"In my head, sir," said Kit, with a careless nod. "Safe behind wooden walls, as my father put it when he bade me learn it all by rote."

"No jesting," snapped Drinkwater, nettled by a guarded laugh from one of his own men. "The bargain was that you told us the message."

"That I told you where it lay—no more, no less. I have told you, and paid for that good ale of yours."

Drinkwater was no fool. He saw himself outwitted and wasted no regrets. After all, he had the better of the jest.

"Tie him by the legs and arms," he said dourly, "and set him on the bench here till we're ready to start. There are more ways than one of sobering a King's man."

Christopher did not like the feel of the rope about his limbs, nor did he relish the attentions of stray village-folk who came and jeered at him after his captors had gone in to supper. One can despise louts, but still feel the wasp-sting of their gibes.

Into the middle of it all came two horsewomen; and to Kit, seeing the well-known horses, it was as if a breath of Yoredale and the spring came to him. He knew the old men, too, who guarded the horse-women, front and rear. Under his gladness went an uneasy feeling that yesterday's hard riding and hard lighting, or Drinkwater's ale, or both, had rendered him light-headed. It was not possible that she could be here in Ripley.

Joan Grant was tired of the uneventful journey, tired of her maid Pansy, whose tongue ran like a brook. "This should be Ripley, at long-last," she said fretfully. "Tell me, girl, am I grey-headed yet? It seems a lifetime since the morning."

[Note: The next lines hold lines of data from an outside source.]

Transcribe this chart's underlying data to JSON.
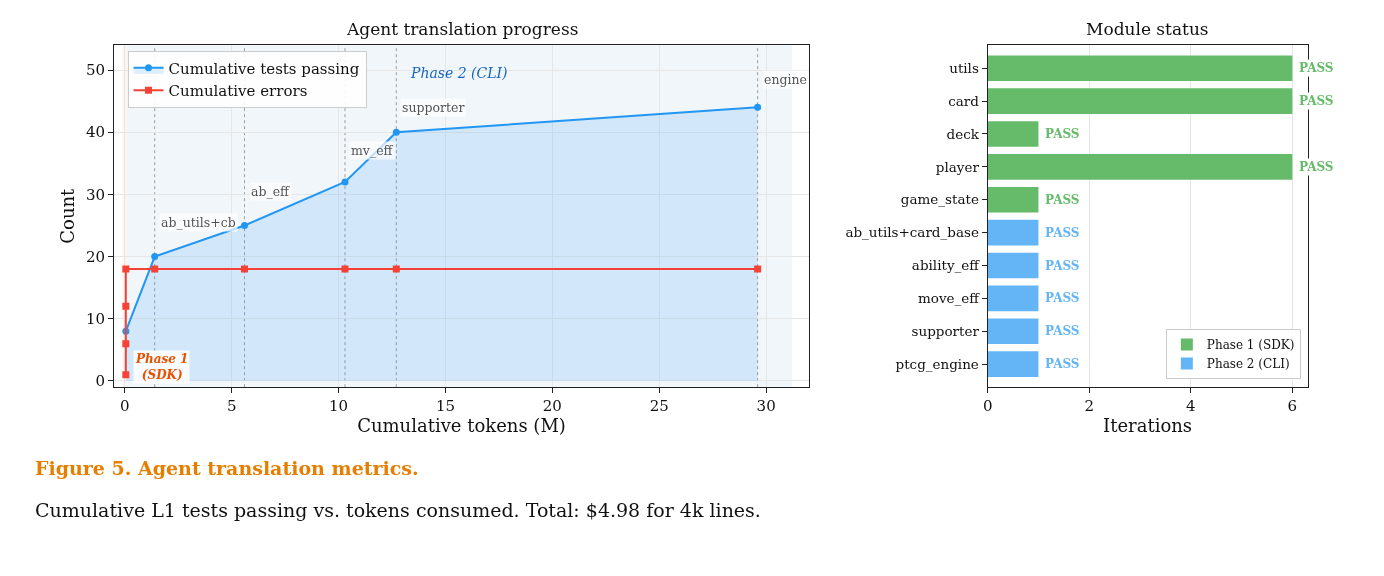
{
  "chart_data": [
    {
      "type": "line",
      "title": "Agent translation progress",
      "xlabel": "Cumulative tokens (M)",
      "ylabel": "Count",
      "xlim": [
        -0.5,
        32
      ],
      "ylim": [
        -1,
        54
      ],
      "xticks": [
        0,
        5,
        10,
        15,
        20,
        25,
        30
      ],
      "yticks": [
        0,
        10,
        20,
        30,
        40,
        50
      ],
      "grid": true,
      "legend": "top left",
      "series": [
        {
          "name": "Cumulative tests passing",
          "type": "area",
          "color": "#2196f3",
          "marker": "circle",
          "x": [
            0.05,
            1.4,
            5.6,
            10.3,
            12.7,
            29.6
          ],
          "values": [
            8,
            20,
            25,
            32,
            40,
            44
          ]
        },
        {
          "name": "Cumulative errors",
          "type": "line",
          "color": "#f44336",
          "marker": "square",
          "x": [
            0.05,
            0.05,
            0.05,
            0.05,
            1.4,
            5.6,
            10.3,
            12.7,
            29.6
          ],
          "values": [
            1,
            6,
            12,
            18,
            18,
            18,
            18,
            18,
            18
          ]
        }
      ],
      "bands": [
        {
          "axis": "x",
          "from": -0.1,
          "to": 0.1,
          "label": "Phase 1\n(SDK)",
          "color": "#e65100"
        },
        {
          "axis": "x",
          "from": 0.1,
          "to": 31.2,
          "label": "Phase 2 (CLI)",
          "color": "#1565c0"
        }
      ],
      "ref_lines": [
        {
          "axis": "x",
          "value": 1.4,
          "color": "#9e9e9e",
          "line_style": "dotted"
        },
        {
          "axis": "x",
          "value": 5.6,
          "color": "#9e9e9e",
          "line_style": "dotted"
        },
        {
          "axis": "x",
          "value": 10.3,
          "color": "#9e9e9e",
          "line_style": "dotted"
        },
        {
          "axis": "x",
          "value": 12.7,
          "color": "#9e9e9e",
          "line_style": "dotted"
        },
        {
          "axis": "x",
          "value": 29.6,
          "color": "#9e9e9e",
          "line_style": "dotted"
        }
      ],
      "annotations": [
        {
          "text": "ab_utils+cb",
          "x": 1.4,
          "y": 25.5
        },
        {
          "text": "ab_eff",
          "x": 5.6,
          "y": 30.5
        },
        {
          "text": "mv_eff",
          "x": 10.3,
          "y": 37
        },
        {
          "text": "supporter",
          "x": 12.7,
          "y": 44
        },
        {
          "text": "engine",
          "x": 29.6,
          "y": 48.5
        },
        "Figure 5. Agent translation metrics.",
        "Cumulative L1 tests passing vs. tokens consumed. Total: $4.98 for 4k lines."
      ]
    },
    {
      "type": "bar",
      "orientation": "horizontal",
      "title": "Module status",
      "xlabel": "Iterations",
      "categories": [
        "utils",
        "card",
        "deck",
        "player",
        "game_state",
        "ab_utils+card_base",
        "ability_eff",
        "move_eff",
        "supporter",
        "ptcg_engine"
      ],
      "xlim": [
        0,
        6.3
      ],
      "xticks": [
        0,
        2,
        4,
        6
      ],
      "grid": "x",
      "legend": "bottom right",
      "series": [
        {
          "name": "Phase 1 (SDK)",
          "color": "#66bb6a",
          "values": [
            6,
            6,
            1,
            6,
            1,
            null,
            null,
            null,
            null,
            null
          ],
          "value_labels": [
            "PASS",
            "PASS",
            "PASS",
            "PASS",
            "PASS",
            null,
            null,
            null,
            null,
            null
          ]
        },
        {
          "name": "Phase 2 (CLI)",
          "color": "#64b5f6",
          "values": [
            null,
            null,
            null,
            null,
            null,
            1,
            1,
            1,
            1,
            1
          ],
          "value_labels": [
            null,
            null,
            null,
            null,
            null,
            "PASS",
            "PASS",
            "PASS",
            "PASS",
            "PASS"
          ]
        }
      ]
    }
  ]
}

Pansy, looking through the right-hand window of the coach, saw a tavern-front, its windows soft with candle-light. On the bench in front of it, lit by the ruddy gloaming, was a man bound with ropes, a man who threw gibe for gibe at a company of Ripley's cowards who baited him.

"He carries no knight's air just now," said Pansy, with a bubble of laughter; "but it was not for naught I found that stirrup-iron at the gate this morning."